Please help about LMMS crispy noices

Anything that doesn't fit into other topics goes here!
Is there any explanation why compare to any others audio work stations( for example- Studio One Free) in LMMS most of the sf banks ( the built-in banks and the added ones too) always making such a crispy noises and sounds in a tracks, the work with LMMS always bothering me with that, I am forced to always remove all that noise. Is there any option to solve the problem? and will you work on it in a future? It is not the problem of my PC or any drivers, there is no problem with them, and all my friends having the same problem with crispy noises.
by 'sf-banks' you refere to the sound-clips-samples in the MySamples section? right?
My gues is that you have clipping.
Try to enanble the visualisation.
Do you see yellow or even red curves?
If so add a limiter to the FX-tab, and make ajustment so the clipping disapear.
Otherwise, extensive resonance ao loudness will also result in clipping, so alterations on those settings can aid you too.
Was that it?

br.
Thank you for replay. I already try before the FX- tab adjustments, to make the red yellow clipping disappear, it helps, but it makes the sound too low and quiet. The problem is that i am making music for radio, and i need it almost studio quality, i guess that even if i fix the FXtab clipping, it will be to quiet for studio-level quality, or anyway on a professional good music radio equipment all the clipping in my music will appear( all clipping i may not hear on my PC and speakers or headphone, when i make the volume lower, or the FX-tab adjustments.) Sometimes even the FX tabs adjustment or volume adjustment to low does not help in some banks.
I have the same problem with some of the sounds.

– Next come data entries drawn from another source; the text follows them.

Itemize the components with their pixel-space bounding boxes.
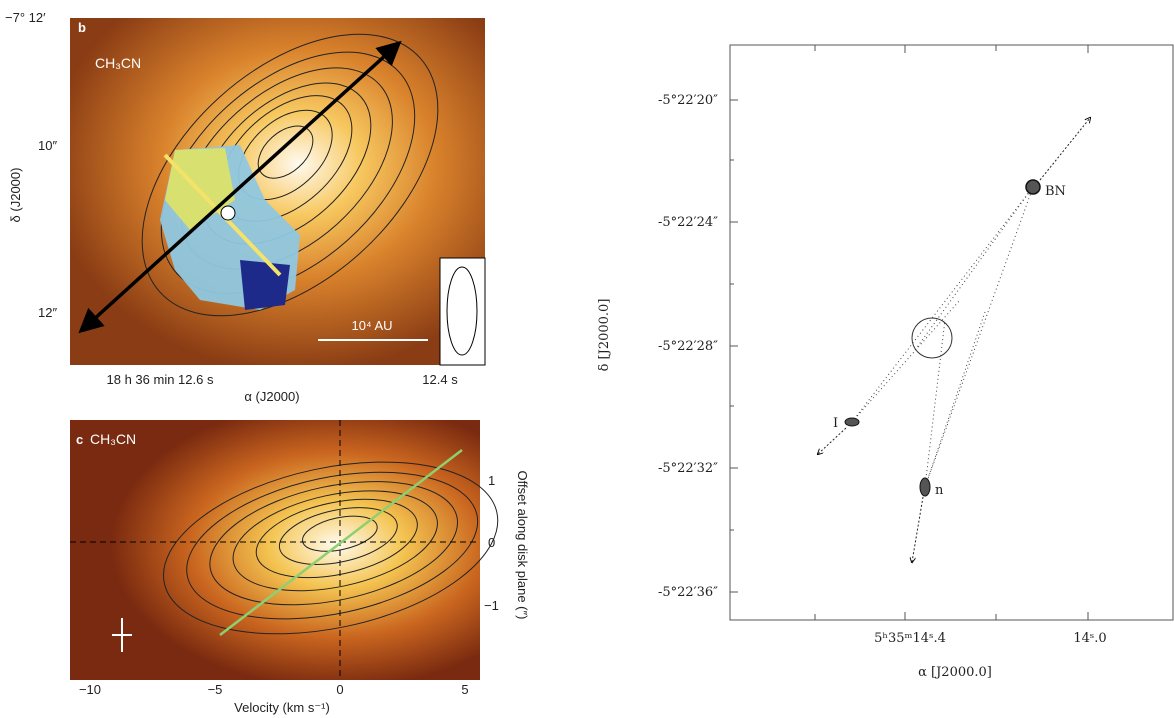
x-tick-label: −5: [208, 682, 223, 697]
x-axis-label: α (J2000): [244, 389, 299, 404]
origin-circle: [912, 318, 952, 358]
panel-right: BN I n -5°22′20″ -5°22′24″ -5°22′28″ -5°…: [597, 45, 1173, 680]
x-axis-label: Velocity (km s⁻¹): [234, 700, 330, 715]
motion-arrow: [1040, 118, 1090, 180]
x-axis-label: α [J2000.0]: [918, 665, 992, 680]
molecule-label: CH₃CN: [95, 55, 141, 71]
y-tick-label: -5°22′32″: [658, 461, 718, 476]
source: [920, 478, 930, 496]
y-axis-label: δ [J2000.0]: [597, 299, 612, 372]
x-tick-label: 12.4 s: [422, 372, 458, 387]
y-tick-label: 10″: [38, 138, 57, 153]
motion-arrow: [912, 497, 923, 562]
y-tick-label: 1: [488, 473, 495, 488]
y-tick-label: -5°22′20″: [658, 93, 718, 108]
x-tick-label: 18 h 36 min 12.6 s: [107, 372, 214, 387]
ticks: [730, 45, 1088, 620]
y-tick-label: 12″: [38, 305, 57, 320]
trajectories: [852, 187, 1033, 487]
x-tick-label: 5: [461, 682, 468, 697]
panel-label: b: [78, 20, 86, 35]
y-tick-label: 0: [488, 535, 495, 550]
motion-arrow: [818, 428, 846, 454]
source-dot: [221, 206, 235, 220]
panel-b: 10⁴ AU b CH₃CN −7° 12′ 10″ 12″ δ (J2000)…: [5, 0, 490, 404]
pv-image: [70, 420, 480, 680]
y-tick-label: −7° 12′: [5, 10, 46, 25]
y-axis-label: Offset along disk plane (″): [515, 471, 530, 620]
y-tick-label: −1: [484, 598, 499, 613]
molecule-label: CH₃CN: [90, 431, 136, 447]
y-tick-label: -5°22′28″: [658, 339, 718, 354]
source: [1026, 180, 1040, 194]
x-tick-label: 0: [336, 682, 343, 697]
source-label: n: [935, 483, 944, 498]
x-tick-label: 5ʰ35ᵐ14ˢ.4: [874, 631, 946, 646]
source-label: BN: [1045, 184, 1066, 199]
y-tick-label: -5°22′24″: [658, 215, 718, 230]
panel-label: c: [76, 432, 83, 447]
scale-label: 10⁴ AU: [352, 318, 393, 333]
velocity-field-blue: [240, 260, 290, 310]
x-tick-label: −10: [79, 682, 101, 697]
x-tick-label: 14ˢ.0: [1073, 631, 1106, 646]
y-tick-label: -5°22′36″: [658, 585, 718, 600]
figure: 10⁴ AU b CH₃CN −7° 12′ 10″ 12″ δ (J2000)…: [0, 0, 1174, 718]
panel-c: c CH₃CN −10 −5 0 5 Velocity (km s⁻¹) 1 0…: [70, 420, 530, 715]
source-label: I: [833, 416, 838, 431]
y-axis-label: δ (J2000): [8, 168, 23, 223]
source: [845, 418, 859, 426]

Try using an equalizer to find and lower the volume of the frequencies that are too loud. Hopefully it will not make the instrument really quiet, or sound too different. I would check the lowest frequencies first, because for me that is usually were the problem is.

hope that helps :)
Oh i will try that, can yo please upload some video tutorial on youtube how to change the frequencies?It could help many people i think. If i understand right i should connect each track to different channel of FXtab, and than change the volume in each channel? Or it is not the right guess? Sorry. I just don't know how exactly to change frequencies in equalizer and where to find it.
don't know how exactly to change frequencies in equalizer
nah changing freq is not posible. what you do is to seperate instrument frequencies so the different instruments has mostly own freq-span.
I will post something on this later
In respect to how to use the mixer, you can whatch my tut on Downmixing a song on youTube -or one of the gazillion other on the same subject :p
List of my tuts:
https://sourceforge.net/apps/phpbb/lmms ... p?f=3&t=47

br.
Thank you musikbear, that was what i was guessing. And great YouTube tutorials, you are explaining everything slow and easy. Like your "ratsOnSpeed" music.
Don't forget your export settings. The main two to mess with are sample rate and bit rate. Sometimes for good quality, you have to dial those two up. (Personally I don't think a bit rate less than 160kbps is going to sound good. Sample rate seems less big a deal. And iirc, CD tracks usually are 192kbps @ 48000Hz.) Too much compression via low settings can muddy up the sound, particularly if there's musical complexity occuring in both high and low frequencies at the same time. (Excessive compression with values set too low can be like unintentionally running a cutoff filter, or if really bad, it can make the "underwater" sound a sweep filter can make.) Dialing the values upwards makes for bigger files, but that kind of resolution may be useful, particularly if you're remixing and applying effects to a track made in LMMS in some other software. Compression noise also seems to stack up if compressing again for an .mp3 file from other software. The less compression there is, it's less likely there will be quantization artifacts, and periods of clipping (if not overwhelming) become much shorter. Basically when messing with those values, you're trading off ability to use dynamic (and perhaps frequency) range for a smaller file size.

Perhaps a better (more technical) explanation can be found at these links?
http://en.wikipedia.org/wiki/Compression_artifact#Audio
http://en.wikipedia.org/wiki/MP3_audio#Audio_quality
Interesting Topic. Hmmm......... :ugeek:
This tips do not apply if you hear the crispy noises in your exported songs, I think...

If the buffer size and latency is set to too little, you might experience cracks in your sounds.